Data warehousing and mining techniques have been applied to solve problems in the construction industry over the last decade. However, none of the previous research applied these techniques to address management of multiple projects simultaneously using one common pool of labour resources; the problem is typically solved using other techniques (Heuristic rules, Numerical Optimization and Genetic Algorithms). Most previous research focused on leveling or allocating resources in a single project environment. Soibelman and Kim [9] analyzed schedule delays with a five-step KDD approach. Chau et al. [10] developed the Construction Management Decision Support System (CMDSS) by combining data warehousing, Decision Support Systems (DSS) and OLAP. Rujirayanyong and Shi [11] developed a Project-oriented Data Warehouse (PDW) for contractors, but it was limited to querying the warehouse without using data mining. Moon et al. [12] used a four-dimension cost data cube in their application of Cost Data Management System (CDMS), built using MS SQL Server-OLAP Analysis Services, to obtain more reliable estimates of construction costs. Fan et al. [13] used the Auto Regression Tree (ATR) data mining technique to predict the residual value of construction equipment.

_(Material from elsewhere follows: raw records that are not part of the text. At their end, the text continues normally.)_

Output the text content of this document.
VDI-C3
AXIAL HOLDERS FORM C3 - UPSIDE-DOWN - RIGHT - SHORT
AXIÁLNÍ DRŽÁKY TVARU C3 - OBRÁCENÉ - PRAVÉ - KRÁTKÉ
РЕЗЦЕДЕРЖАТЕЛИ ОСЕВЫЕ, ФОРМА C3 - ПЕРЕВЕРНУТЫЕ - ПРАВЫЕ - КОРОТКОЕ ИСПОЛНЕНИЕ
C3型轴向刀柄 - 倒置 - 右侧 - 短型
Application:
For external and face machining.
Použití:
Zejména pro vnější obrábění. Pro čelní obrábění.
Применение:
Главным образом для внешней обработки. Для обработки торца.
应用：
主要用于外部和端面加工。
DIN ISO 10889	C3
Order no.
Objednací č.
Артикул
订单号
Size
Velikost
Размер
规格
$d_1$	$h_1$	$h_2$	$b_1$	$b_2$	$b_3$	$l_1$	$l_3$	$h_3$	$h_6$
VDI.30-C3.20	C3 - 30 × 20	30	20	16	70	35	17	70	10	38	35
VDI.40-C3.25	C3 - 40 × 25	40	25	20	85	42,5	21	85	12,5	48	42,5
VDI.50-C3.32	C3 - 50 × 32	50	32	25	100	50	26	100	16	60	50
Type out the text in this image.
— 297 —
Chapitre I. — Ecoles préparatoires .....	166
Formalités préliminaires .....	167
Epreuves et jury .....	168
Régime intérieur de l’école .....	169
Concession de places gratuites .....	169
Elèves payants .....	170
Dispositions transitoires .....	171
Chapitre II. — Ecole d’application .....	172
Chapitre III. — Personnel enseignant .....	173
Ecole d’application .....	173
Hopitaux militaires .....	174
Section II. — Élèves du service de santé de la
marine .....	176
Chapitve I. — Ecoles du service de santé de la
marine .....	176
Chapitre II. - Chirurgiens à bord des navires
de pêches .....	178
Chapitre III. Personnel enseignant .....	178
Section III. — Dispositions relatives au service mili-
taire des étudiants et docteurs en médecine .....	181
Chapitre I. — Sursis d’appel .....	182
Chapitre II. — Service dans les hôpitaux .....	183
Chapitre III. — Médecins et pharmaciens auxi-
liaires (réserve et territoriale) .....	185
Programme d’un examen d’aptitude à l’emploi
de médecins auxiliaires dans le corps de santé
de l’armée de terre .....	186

In this research, the Cios et al. [7] hybrid model was modified and adapted to develop an integrated methodology for extracting useful knowledge from collected labour resources data in a multiple-project environment utilizing the concepts of KDD, data warehousing, and data mining. When the techniques are integrated, they combine quantitative and qualitative research approaches and facilitate working with large amounts of data impacted by a large number of unknown variables, which was integral to this research. Further information on the developed framework can be found in Hammad et al. [14] . The proposed integrated methodology based on a five-step Knowledge Discovery in Data (KDD) model is shown in figure 1.
In this paper, the proposed modified hybrid KDD model is applied to three different case studies to test its ability to extract useful knowledge from datasets. Section 2 discusses discovering knowledge in the first dataset; Section 3 covers the second dataset and Section 4 the third dataset. The paper outlines the process of applying the model to extract data, the related procedures, and outlines the useful data collected.